全てはウソだ。嘘っぱちだ。真実の記憶と言う爆弾を抱えて暴走するウルヴァリン。やがて彼の暴走は仲間であるはずの人々を巻き込みはじめ、そして真実は恐るべき早さで伝染していく。世界が変容してしまう直前、彼らは、X-MENとアヴェンジャーズは一体何をしようとしていたのか。
かつてヒーローだった事を思いだした人々が、マグナス王家と彼に従うミュータント達に最初で最後の戦いを挑む。外から目を背けた安息は引きはがされ、病み衰えた優しさに包まれた楽園に、指を差しNoを突きつける為に。
はたして彼らは「現実」を取り戻す事ができるのか。……そして、彼らは「現実」を取り戻すべきだったのか?
歴史改変もののエイジ・オブ・アポカリプスが、判りやすいディストピア、というか北斗の拳的「破滅の未来」だったとすれば、このハウス・オブ・Mで描かれている改変世界は、完全とはいわないものの、一つのユートピア。幸福な、もうひとつのあるべき選択肢を誰もが選んだような、そんな世界です。
しかし、この世界の成り立ちが有り得ない事を、ここにある全てが現実ではないと言う事を、不幸にも楽園の住人達は気付いてしまう。そのとき、彼らはどうするのか-- と言うような話です。
これはある種、脱幻想の話と言う気はします。混乱事から目を背け、全てを内向きにしか見ようとしない、でもそこそこに幸せで、それほどの不安を抱いてはいない。
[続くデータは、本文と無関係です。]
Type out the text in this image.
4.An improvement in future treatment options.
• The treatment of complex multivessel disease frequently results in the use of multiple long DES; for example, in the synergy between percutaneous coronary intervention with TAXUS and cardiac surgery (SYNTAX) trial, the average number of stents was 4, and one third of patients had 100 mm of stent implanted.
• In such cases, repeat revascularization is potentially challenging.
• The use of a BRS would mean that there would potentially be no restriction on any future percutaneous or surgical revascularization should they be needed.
……でも、実際にはその仕組みは、大きなウソと偽りの上に成り立っている。そんな社会で「真実」に気付いた者は、どうすべきなのか。
キャラクターのバックストーリーを理解していることが前提になる作品だとは思いますが、マーブル恒例の全社的クロスオーバーとはどういうものか、を掴むにはなかなかお勧めではないかと思う一品。分厚さからすればそれほど高くないと思われますので、ご興味のあるかたはぜひどうぞ。と思う次第です。